In the lead up to the Federal election the local market had anticipated a likely win by the opposition Labor Party whose progressive agenda was to be financed by measures such as removing the refund of excess franking credits, halving the 12-month CGT discount and curtailing negative gearing for property investments. The franking credit refund change would have reduced demand for the shares of high fully franked dividend paying companies such as the banks. While the market’s post-election relief rally was curtailed by the re-ignited trade war, the fundamentals supporting the Australian market have undoubtedly improved.

The newly re-elected Morrison government have a strong mandate to implement their proposed tax cuts and as expected the RBA cut interest rates by 25 basis points in early June and are now likely to follow through with two or three more cuts in the next 12 months. There is now renewed optimism in the economy most evident in the property market which has seen auction clearance rates sharply higher on expectations that the bottom of the property cycle has been reached. The confluence of improved confidence, tax cuts, interest rate cuts and improved lending conditions should be a fillip for the local economy and the profits of the companies exposed to it. 

Investment Outlook

The major risk overhanging the outlook for shares remains the trade dispute between the US and China. It is impossible to be definitive about the likely path of this dispute as the core issues of forced technology transfer, IP theft and cyber security remain problematic. While this may be a constraining factor for share markets, the likelihood of the continuation of easy liquidity conditions will support equity valuations. Recent comments by FOMC member Bullard and Fed Chairman Powell indicate a willingness to cut rates, if necessary, to support US growth, while in Europe very easy policy conditions continue and of course the RBA has cut rates here.

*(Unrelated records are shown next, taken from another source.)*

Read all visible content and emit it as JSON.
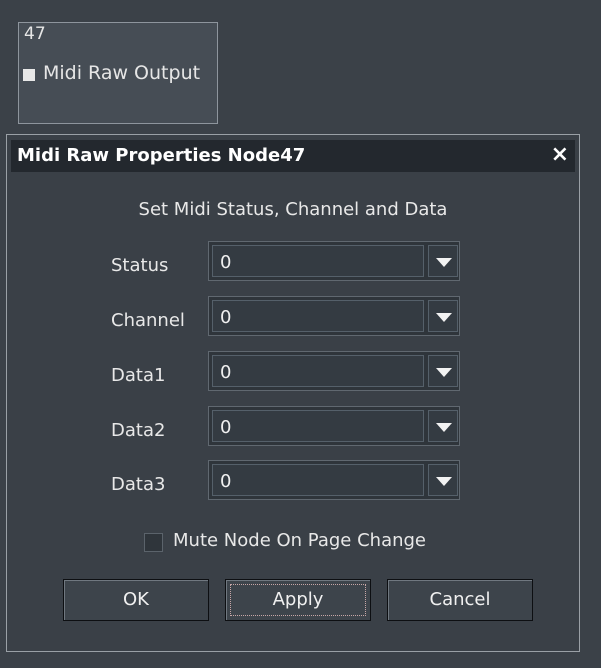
{
  "node": {
    "id": "47",
    "label": "Midi Raw Output"
  },
  "dialog": {
    "title": "Midi Raw Properties Node47",
    "close_glyph": "×",
    "subtitle": "Set Midi Status, Channel and Data",
    "rows": [
      {
        "label": "Status",
        "value": "0"
      },
      {
        "label": "Channel",
        "value": "0"
      },
      {
        "label": "Data1",
        "value": "0"
      },
      {
        "label": "Data2",
        "value": "0"
      },
      {
        "label": "Data3",
        "value": "0"
      }
    ],
    "mute_checkbox": {
      "label": "Mute Node On Page Change",
      "checked": false
    },
    "buttons": {
      "ok": "OK",
      "apply": "Apply",
      "cancel": "Cancel"
    }
  }
}
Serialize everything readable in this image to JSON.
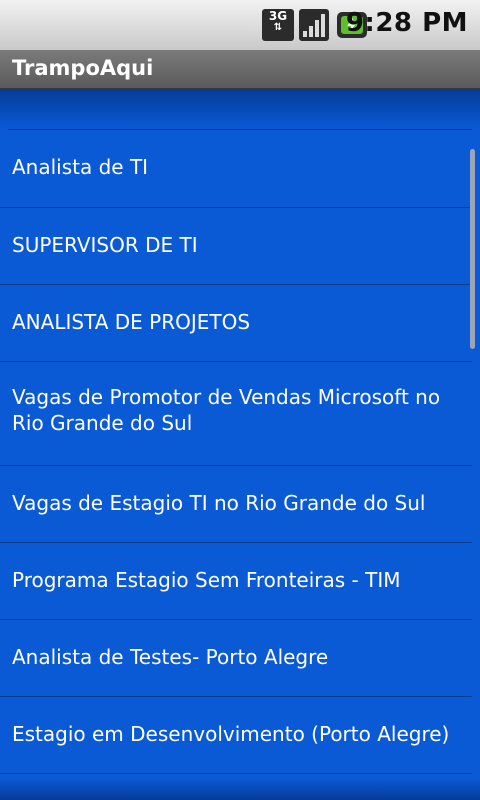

While bond markets have rallied strongly in anticipation of these events, the risk mitigation qualities they provide in a multi-asset portfolio are still of value for downside protection. In response to the improvement in the outlook for the Australian market, we decided to marginally increase the weighting to this asset class by taking profits in USD cash. While we still prefer the fundamentals for global equities, this change in strategy is a recognition that the differential has narrowed as a consequence of recent events.